Pasokan Beras Masih Sulit, Pemerintah akan Teruskan Bansos Beras Hingga Tahun Depan
Masyarakat menganggap beras Bulog tidak cukup enak untuk dikonsumsi.
REPUBLIKA.CO.ID, SLEMAN -- Harga beras yang mengalami kenaikan selama hampir enam bulan ini membuat konsumen menjerit. Hal ini disebabkan oleh pasokan yang kurang akibat petani yang kesulitan menanam selama musim kemarau yang panjang.
Untuk itu, Kementerian Perdagangan bekerja sama dengan Bulog akan melanjutkan bantuan sosial beras untuk membantu masyarakat yang membutuhkan.
Menteri Perdagangan Zulkifili Hasan mengatakan saat ini harga beras sudah perlahan turun. Kendati begitu, Pemerintah tengah membahas bantuan sosial beras yang akan dilanjutkan hingga harga beras stabil.
"Harga beras sudah tidak naik lagi, turun sedikit-sedikit pemerintah nanti akan rapat untuk meneruskan bantuan sosial pada masyarakat yang mengalami kendala kesulitan beras," ungkap Mendag RI dalam acara Program Akselerasi Ekosistem UMKM Digital di The Manohara Hotel Yogyakarta, Senin (6/11/2023).
Bantuan sosial beras yang diberikan kepada 21,35 juta keluarga penerima manfaat (KPM) telah berjalan, dengan setiap KPM menerima 10 kilogram bantuan beras per bulannya pada tahap dua ini mulai Oktober hingga Desember 2023.
Menurut Mendag, nantinya bantuan sosial ini akan dilanjutkan hingga tahun depan. "Nanti akan ada lagi bantuan 10 kilogram untuk 21 juta keluarga diteruskan sampai tahun depan," tuturnya.
Sebelumnya guna memastikan ketersediaan beras, operasi Pasar yang kini bernama Stabilisasi Pasokan dan Harga Pasar (SPHP) telah dilaksanakan Bulog Kanwil Yogyakarta di seluruh DIY. Untuk di Kabupaten Bantul, beras SPHP sejumlah 70 ton telah disalurkan melalui pedagang di enam pasar besar.
Meski demikian, rupanya masyarakat menganggap beras Bulog tidak cukup enak untuk dikonsumsi. Menurut Pemilik Kios nomor 13 Pasar Niten, Mainem, harga beras Bulog memang lebih murah, tapi tidak semua konsumen mau membelinya.
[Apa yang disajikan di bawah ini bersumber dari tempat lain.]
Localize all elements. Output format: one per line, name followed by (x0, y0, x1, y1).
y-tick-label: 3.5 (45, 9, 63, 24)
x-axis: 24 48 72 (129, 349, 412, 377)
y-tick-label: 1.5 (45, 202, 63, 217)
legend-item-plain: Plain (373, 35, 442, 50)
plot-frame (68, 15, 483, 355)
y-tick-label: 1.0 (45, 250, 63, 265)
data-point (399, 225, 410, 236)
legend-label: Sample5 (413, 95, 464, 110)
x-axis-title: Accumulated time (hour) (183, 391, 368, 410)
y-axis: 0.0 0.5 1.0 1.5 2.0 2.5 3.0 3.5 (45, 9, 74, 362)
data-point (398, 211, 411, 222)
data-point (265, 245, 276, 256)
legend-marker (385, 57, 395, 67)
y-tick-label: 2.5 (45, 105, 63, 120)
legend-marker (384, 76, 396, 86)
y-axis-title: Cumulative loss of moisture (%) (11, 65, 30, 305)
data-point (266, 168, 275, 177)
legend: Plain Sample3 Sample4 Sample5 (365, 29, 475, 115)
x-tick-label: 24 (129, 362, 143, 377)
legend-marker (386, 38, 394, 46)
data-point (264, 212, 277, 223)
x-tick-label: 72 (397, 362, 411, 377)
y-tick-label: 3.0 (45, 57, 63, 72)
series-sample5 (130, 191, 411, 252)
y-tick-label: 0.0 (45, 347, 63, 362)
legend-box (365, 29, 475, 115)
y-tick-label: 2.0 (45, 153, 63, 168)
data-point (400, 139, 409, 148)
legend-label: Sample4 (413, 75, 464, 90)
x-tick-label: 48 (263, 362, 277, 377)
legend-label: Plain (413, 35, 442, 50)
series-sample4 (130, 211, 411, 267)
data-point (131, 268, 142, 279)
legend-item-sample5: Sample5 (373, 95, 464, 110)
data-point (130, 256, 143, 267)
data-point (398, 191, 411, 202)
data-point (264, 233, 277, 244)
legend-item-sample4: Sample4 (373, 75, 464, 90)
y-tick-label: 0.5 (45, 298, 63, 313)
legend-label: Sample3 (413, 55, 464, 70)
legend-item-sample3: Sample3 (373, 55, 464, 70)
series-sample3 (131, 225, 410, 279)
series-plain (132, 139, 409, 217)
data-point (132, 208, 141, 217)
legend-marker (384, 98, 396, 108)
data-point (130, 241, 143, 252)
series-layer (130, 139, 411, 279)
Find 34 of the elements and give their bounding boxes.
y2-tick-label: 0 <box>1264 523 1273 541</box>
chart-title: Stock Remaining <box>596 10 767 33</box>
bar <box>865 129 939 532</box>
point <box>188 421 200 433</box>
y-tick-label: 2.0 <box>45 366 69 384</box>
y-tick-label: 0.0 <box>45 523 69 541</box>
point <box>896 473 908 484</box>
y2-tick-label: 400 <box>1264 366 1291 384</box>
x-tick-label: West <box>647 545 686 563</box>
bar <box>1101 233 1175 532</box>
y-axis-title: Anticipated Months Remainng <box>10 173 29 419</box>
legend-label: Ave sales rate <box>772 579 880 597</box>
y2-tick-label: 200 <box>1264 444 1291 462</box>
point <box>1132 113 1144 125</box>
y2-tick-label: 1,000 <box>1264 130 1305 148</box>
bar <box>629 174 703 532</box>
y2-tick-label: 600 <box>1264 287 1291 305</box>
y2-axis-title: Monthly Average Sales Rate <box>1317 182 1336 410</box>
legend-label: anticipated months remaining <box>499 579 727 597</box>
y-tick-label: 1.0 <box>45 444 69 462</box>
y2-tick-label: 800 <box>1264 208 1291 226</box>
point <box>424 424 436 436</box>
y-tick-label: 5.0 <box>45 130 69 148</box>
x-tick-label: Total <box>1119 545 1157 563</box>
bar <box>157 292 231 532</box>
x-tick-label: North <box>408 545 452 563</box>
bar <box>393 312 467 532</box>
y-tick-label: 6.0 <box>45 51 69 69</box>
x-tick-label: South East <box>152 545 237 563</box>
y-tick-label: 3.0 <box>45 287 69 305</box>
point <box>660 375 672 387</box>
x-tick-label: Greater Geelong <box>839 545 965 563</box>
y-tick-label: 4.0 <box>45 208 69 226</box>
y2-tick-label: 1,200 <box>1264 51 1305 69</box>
"Yang lebih murah beras dari Bulog, saya belinya sekitar Rp 10.200 per kilogram dan dijual lagi Rp 11 ribu per 5 kilogram, untuk eceran Rp 12 ribu per kilogram. Tapi banyak yang nggak suka rasanya, anyep," tutur Mainem kepada Republika, Ahad (5/11/2023).
Menurut Mainem, dari segi warna, beras Bulog terlihat bagus dan bersih. Akan tetapi berdasarkan penuturan pembeli, rasanya tidak terlalu disukai karena tidak manis seperti rasa beras yang seharusnya. Untuk itu, pembeli beras Bulog biasanya adalah pedagang nasi goreng atau nasi kuning. "Karena kan nasinya dibumbui, kalau dimakan langsung rasanya kurang," tuturnya.
Kendati begitu, Mainem sudah mendaftar lagi untuk mendapatkan pasokan beras Bulog. Ini karena sulitnya mendapatkan pasokan beras dari petani lokal, akibat kemarau yang berkepanjangan.
Berbeda dengan Mainem, pemilik toko Wahyuni di Pasar Niten, tidak berminat mendaftar operasi pasar beras. Penyebabnya, beras Bulog dianggap kurang enak bagi pelanggannya.
"Murah tapi rasanya kurang enak. Saya sendiri seringnya ambil langsung ke petani lokal di Sewon ini," tutur Agus, pemilik toko Wahyuni.